Tremenheere Sculpture Gardens
This wonderful mix of art and nature near Gulval combines sculpture with exotic plants in a way that constantly surprises you as you wander around. The art installations change regularly, and the fact that the plants are relatively young means that regular visits to Tremenheere will always turn up something new for many years to come. Facilities are good with a fabulous café that can provide picnics as well as a restaurant menu, but do check opening times as the gardens are closed throughout the week in the winter.
Parks and Gardens
If the weather is still kind enough to be outdoors, there are plenty of gardens around Penzance worth a visit.

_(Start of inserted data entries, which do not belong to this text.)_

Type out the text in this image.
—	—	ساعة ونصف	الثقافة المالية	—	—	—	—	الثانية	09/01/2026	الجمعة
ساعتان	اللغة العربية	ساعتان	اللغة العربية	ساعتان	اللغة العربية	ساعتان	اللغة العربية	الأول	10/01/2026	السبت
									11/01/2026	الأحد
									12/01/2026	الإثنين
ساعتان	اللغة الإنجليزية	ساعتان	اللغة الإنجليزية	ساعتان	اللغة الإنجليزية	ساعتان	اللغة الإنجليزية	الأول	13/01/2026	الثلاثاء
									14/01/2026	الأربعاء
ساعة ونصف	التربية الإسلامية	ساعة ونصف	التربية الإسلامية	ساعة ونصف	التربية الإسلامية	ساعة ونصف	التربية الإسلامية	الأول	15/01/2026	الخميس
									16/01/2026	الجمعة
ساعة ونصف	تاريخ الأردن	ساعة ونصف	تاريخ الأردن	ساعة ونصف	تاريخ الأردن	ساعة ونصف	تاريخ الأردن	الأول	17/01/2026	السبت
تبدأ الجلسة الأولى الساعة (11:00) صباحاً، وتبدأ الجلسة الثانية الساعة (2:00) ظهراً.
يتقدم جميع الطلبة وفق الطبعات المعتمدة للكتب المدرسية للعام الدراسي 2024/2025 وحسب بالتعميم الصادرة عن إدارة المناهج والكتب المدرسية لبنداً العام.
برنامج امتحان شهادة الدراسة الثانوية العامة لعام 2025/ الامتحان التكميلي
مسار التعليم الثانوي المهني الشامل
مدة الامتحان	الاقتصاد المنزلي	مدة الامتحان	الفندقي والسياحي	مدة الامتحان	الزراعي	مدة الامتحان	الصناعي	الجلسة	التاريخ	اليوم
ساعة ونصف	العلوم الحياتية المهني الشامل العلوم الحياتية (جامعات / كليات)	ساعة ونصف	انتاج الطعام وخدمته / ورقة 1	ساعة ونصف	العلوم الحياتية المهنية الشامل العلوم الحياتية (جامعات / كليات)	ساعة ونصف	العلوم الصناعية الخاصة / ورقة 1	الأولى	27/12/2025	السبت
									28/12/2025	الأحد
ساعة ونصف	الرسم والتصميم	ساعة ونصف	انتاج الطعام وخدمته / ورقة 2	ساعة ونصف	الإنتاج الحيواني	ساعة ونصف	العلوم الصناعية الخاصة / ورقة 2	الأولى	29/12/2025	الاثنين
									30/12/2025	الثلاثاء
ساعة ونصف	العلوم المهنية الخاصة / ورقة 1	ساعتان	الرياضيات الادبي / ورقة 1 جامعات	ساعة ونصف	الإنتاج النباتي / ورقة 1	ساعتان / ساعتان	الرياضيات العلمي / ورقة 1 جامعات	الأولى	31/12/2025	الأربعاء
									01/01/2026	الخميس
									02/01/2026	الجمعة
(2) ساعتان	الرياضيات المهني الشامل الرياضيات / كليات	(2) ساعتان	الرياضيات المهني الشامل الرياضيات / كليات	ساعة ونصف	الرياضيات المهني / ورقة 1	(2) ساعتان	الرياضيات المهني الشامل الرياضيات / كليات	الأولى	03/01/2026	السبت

Penlee Park contains Penlee House – a gallery and museum that contains examples of the Newlyn School of Artists. There is an admission charge throughout the week, but if you decide to go on Saturday, admission is free. There is a café and shop with an introductory talk given on your arrival, before you even get to have a stroll amongst the sub-tropical plants around the gallery. There is even a playground for children to let off steam as you wander around more sedately. During the summer Penlee Park plays host to outdoor theatre, and has a programme of productions that take place each summer – keep an eye open for the current programme so you don’t miss anything.
Morrab Gardens are public gardens that lie right in the centre of Penzance itself, making it an ideal stopping off point for a bit of sanctuary as you are exploring the town centre. The climate here means that visitors from out of town will be surprised by the variety of plants you can find in gardens around Penzance – it is certainly worth taking a stroll through and seeing what you can find.